Le puits VR-1 est adjacent à la zone du premier puits du champ, SNE-1. Foré jusqu’à une profondeur de 2759 mètres, le puits a, contrairement aux derniers, rencontré une colonne de brut sur 97 mètres à travers plusieurs réservoirs et les experts indiquent, avec seulement les résultats post-forage qu’il s’agit de la rémunération nette de pétrole la plus élevée sur SNE. « Le puits VR-1 est un grand succès. Il fournit des informations importantes sur la géologie du flanc ouest du champ SNE et en particulier sur la nature des réservoirs de la série 500. La compréhension de ces réservoirs est essentielle pour finaliser la conception du plan de développement de la Phase 1 […] Nous attendons avec impatience d’apporter à nos actionnaires les résultats des prochains travaux de forage dans cette formation », a déclaré Cath Norman. Le champ SNE a affiché 8 découvertes de pétrole sur 8 champs forés, soit une efficacité de 100%. Après les analyses des ingénieurs pétroliers, chacun des puits du champ possède un pétrole commercialement viable.

Teranga-1

Le Puits Teranga-1 est situé à 65 kilomètres au nord-ouest de Dakar, sur le bloc Cayar Offshore Profond, dans le complexe Grand Tortue, à une profondeur d’eau de 1800 mètres. Il a été foré jusqu’à 4485 mètres de profondeur et a rencontré 31 mètres nets de gaz naturel dans un réservoir de bonne qualité dans le cénomanien inférieur.

5Guillaume Defaux

Guillaume Defaux, Kosmos Energy.

 

En dehors de cela, les réservoirs ont indiqué qu’un chenal prolifique de gaz naturel s’étend jusqu’à 200 km du puits Marsouin-1, côté mauritanien. L’américain Kosmos Energy contrôle Teranga-1 à 60% et en est l’opérateur.

Guembeul-1

Situé au large de Saint-Louis, la réserve Guembeul-1 a été découverte en janvier 2017 au large de Saint-Louis, dans le complexe Grand Tortue qui chevauche la frontière maritime commune au Sénégal et à la Mauritanie. Elle a été forée jusqu’à 5245 mètres de profondeur. Les réservoirs y ont atteint 331 pieds de gaz d’excellente qualité dans deux réservoirs. Il s’agit de 184 dans le cénomanien inférieur et 148 dans l’albien sous-jacent, sans être entré en contact avec l’eau.

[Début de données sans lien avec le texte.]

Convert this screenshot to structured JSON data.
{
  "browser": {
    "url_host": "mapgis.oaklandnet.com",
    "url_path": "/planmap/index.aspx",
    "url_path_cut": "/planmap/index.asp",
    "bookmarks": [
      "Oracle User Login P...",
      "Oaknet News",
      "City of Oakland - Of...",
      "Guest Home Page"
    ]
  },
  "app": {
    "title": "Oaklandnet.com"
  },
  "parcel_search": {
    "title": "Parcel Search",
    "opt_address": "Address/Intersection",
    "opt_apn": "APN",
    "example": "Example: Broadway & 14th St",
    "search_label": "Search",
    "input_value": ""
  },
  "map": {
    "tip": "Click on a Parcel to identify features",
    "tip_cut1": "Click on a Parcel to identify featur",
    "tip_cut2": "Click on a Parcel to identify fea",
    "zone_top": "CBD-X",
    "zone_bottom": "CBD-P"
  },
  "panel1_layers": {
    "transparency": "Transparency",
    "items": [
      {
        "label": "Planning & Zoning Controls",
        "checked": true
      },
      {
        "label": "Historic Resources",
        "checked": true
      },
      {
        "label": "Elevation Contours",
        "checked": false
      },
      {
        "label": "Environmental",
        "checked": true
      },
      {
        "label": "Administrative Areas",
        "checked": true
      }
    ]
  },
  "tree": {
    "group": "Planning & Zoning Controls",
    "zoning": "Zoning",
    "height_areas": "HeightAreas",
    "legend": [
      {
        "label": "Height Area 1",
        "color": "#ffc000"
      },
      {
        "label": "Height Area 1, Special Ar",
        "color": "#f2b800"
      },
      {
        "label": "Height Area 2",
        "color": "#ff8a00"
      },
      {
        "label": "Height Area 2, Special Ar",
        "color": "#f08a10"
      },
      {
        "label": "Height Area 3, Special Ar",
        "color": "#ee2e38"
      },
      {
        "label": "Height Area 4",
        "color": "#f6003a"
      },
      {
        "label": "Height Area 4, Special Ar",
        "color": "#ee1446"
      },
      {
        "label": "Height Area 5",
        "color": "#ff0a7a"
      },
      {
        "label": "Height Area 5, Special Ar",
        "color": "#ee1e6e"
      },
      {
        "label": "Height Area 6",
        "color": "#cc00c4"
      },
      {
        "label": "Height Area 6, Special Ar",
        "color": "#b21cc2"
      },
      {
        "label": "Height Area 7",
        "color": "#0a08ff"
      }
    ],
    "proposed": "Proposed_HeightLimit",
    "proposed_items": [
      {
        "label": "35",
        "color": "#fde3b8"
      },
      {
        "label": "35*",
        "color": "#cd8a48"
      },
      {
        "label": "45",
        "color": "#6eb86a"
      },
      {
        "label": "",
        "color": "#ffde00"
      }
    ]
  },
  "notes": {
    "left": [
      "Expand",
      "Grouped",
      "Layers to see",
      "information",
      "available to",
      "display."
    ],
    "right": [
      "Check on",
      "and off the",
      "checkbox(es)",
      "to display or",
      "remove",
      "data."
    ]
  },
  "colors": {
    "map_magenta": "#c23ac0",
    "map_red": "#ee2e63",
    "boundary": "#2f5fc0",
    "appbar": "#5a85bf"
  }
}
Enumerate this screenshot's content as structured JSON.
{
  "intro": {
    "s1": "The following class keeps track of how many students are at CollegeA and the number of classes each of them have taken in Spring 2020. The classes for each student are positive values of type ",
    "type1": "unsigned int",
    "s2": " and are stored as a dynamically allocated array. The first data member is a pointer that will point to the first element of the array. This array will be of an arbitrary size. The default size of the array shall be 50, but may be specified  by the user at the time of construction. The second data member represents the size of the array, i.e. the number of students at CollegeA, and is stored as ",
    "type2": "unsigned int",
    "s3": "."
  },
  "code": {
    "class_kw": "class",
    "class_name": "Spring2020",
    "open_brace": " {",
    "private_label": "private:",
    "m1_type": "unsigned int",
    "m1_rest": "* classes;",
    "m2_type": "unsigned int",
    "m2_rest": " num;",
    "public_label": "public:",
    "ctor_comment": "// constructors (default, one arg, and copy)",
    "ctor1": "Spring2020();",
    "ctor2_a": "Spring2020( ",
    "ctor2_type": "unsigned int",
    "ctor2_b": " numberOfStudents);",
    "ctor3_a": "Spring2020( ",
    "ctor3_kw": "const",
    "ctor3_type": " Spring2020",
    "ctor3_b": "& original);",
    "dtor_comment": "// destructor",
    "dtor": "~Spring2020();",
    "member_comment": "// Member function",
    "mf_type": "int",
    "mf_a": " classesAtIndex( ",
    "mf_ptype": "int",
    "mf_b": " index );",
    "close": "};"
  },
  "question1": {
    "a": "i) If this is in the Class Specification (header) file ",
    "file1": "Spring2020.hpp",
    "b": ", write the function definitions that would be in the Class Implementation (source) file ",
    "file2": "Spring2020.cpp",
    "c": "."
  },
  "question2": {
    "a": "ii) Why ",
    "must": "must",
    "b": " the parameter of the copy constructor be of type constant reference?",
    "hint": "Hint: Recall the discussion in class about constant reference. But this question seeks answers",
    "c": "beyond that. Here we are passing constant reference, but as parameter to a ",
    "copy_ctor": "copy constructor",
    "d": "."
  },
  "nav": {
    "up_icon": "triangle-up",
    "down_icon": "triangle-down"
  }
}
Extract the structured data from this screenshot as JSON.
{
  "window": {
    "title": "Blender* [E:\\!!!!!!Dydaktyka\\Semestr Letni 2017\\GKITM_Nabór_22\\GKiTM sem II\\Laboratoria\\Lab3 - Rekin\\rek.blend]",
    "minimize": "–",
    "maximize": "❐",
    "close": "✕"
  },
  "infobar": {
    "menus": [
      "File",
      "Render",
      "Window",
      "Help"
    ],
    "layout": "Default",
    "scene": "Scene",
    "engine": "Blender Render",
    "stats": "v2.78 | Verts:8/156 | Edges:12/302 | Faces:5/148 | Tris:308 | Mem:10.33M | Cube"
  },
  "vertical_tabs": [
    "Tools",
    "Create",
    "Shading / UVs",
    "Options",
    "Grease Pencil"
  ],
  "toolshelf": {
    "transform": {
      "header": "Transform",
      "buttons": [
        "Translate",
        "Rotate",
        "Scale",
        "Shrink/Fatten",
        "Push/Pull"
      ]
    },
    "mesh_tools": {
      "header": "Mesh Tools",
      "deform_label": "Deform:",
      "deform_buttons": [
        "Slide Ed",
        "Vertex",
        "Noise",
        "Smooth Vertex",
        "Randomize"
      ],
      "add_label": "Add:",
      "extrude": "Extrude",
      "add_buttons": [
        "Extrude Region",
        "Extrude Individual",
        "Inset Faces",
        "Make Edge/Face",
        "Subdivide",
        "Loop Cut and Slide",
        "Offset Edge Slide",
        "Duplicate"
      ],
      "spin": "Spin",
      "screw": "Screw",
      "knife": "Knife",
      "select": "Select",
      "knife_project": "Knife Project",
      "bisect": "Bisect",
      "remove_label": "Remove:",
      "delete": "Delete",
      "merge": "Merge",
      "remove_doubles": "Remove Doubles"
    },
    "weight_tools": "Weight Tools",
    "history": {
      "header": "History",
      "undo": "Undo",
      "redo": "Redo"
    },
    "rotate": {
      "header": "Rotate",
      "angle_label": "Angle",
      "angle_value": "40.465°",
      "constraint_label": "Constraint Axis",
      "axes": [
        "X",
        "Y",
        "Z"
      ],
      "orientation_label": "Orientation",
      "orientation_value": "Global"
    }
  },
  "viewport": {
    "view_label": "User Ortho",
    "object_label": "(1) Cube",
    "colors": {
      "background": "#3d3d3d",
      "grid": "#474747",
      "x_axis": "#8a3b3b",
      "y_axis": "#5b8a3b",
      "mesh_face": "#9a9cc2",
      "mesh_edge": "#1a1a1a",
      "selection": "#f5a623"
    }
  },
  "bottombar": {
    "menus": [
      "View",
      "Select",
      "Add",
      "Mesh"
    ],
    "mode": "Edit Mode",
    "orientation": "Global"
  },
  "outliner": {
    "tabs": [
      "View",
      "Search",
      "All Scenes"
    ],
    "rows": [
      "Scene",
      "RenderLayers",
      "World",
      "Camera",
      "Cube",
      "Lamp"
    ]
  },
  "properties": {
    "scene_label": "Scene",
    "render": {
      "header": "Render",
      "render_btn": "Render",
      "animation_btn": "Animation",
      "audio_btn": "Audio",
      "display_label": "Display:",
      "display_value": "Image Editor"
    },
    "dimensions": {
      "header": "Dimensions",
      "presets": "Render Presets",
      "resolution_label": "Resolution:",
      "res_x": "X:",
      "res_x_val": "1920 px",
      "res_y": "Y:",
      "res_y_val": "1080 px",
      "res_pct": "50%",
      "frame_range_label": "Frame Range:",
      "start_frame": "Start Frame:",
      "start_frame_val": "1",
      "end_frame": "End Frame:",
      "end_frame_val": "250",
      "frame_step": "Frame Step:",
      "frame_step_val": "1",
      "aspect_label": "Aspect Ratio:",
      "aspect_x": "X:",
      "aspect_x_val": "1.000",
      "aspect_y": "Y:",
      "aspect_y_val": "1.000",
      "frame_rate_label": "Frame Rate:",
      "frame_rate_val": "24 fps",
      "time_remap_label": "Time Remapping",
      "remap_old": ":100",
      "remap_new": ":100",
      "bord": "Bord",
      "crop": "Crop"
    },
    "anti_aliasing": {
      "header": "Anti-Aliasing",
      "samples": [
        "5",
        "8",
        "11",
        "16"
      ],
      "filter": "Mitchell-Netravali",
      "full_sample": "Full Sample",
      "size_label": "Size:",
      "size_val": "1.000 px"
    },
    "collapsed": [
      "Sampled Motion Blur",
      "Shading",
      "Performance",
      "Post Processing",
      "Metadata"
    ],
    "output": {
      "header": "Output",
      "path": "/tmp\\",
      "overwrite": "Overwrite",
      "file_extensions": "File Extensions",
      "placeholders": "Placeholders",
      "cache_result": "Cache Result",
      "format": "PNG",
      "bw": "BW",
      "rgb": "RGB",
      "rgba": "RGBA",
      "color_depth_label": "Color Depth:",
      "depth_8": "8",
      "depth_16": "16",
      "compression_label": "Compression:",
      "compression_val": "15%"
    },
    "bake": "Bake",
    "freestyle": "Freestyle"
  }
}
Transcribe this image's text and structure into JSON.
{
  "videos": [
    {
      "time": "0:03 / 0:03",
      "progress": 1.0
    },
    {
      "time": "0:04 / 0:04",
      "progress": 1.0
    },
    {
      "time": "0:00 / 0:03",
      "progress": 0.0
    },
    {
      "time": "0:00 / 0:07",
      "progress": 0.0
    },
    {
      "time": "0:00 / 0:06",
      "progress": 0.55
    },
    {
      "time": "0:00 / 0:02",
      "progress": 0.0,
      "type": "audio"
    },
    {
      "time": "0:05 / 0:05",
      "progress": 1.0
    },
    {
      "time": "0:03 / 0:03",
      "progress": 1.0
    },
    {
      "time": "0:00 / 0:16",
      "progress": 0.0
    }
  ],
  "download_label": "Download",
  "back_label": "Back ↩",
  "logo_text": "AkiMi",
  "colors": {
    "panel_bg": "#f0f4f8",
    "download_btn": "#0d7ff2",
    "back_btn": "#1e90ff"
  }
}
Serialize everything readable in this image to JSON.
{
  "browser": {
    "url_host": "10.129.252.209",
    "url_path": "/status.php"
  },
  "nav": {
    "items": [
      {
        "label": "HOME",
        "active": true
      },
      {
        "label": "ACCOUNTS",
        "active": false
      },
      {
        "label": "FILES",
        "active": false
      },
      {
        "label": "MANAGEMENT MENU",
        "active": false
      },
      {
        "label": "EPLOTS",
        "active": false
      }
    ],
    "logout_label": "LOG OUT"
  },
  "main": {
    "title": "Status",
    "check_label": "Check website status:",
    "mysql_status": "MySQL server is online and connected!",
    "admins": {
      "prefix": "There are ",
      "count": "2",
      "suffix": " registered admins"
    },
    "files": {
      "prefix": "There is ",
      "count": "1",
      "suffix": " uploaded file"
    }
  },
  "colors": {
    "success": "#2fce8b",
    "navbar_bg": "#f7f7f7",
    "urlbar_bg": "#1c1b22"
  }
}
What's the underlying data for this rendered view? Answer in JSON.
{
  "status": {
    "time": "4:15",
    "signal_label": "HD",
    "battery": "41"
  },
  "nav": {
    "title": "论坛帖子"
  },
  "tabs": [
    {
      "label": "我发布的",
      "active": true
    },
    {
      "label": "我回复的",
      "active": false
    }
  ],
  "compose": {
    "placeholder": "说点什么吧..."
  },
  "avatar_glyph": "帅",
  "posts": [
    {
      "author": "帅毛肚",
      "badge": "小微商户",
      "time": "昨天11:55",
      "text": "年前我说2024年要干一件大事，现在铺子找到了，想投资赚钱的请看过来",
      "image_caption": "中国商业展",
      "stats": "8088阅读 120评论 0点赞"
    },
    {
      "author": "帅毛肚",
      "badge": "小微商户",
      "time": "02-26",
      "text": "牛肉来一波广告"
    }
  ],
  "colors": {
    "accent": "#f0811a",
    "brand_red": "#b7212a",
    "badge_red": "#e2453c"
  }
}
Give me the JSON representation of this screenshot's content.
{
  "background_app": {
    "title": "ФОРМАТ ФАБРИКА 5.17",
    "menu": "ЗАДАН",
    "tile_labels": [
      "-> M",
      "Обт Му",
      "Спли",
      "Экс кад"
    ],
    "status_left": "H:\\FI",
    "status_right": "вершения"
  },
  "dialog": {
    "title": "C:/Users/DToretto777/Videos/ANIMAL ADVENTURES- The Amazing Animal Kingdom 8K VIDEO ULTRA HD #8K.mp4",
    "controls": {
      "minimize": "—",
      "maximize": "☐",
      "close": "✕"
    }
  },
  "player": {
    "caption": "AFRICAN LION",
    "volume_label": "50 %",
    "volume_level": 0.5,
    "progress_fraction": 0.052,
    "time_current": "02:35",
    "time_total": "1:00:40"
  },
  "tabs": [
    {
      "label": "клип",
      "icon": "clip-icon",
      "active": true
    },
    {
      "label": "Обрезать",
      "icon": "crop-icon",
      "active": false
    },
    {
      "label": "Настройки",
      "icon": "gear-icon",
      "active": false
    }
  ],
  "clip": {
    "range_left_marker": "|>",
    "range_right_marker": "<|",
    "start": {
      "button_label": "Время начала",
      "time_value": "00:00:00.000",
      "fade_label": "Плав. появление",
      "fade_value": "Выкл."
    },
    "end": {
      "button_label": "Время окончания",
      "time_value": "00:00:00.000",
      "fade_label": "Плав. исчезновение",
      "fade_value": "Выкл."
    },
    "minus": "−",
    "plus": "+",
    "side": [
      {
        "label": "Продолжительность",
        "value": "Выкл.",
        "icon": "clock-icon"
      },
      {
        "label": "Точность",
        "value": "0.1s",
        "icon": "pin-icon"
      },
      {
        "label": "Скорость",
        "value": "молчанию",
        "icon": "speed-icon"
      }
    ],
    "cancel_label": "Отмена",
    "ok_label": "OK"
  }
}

Selon le communiqué, ce puits a démontré la continuité du réservoir et la communication de la pression statique avec Tortue-1 dans le cénomanien inférieur. Les premiers résultats obtenus sur place indiquent qu’il existe une forte probabilité que l’écoulement gazier sur Guembeul-1 soit égal à celui de Teranga-1, soit 17 Tcf. Guembeul est contrôlé par Kosmos Energy.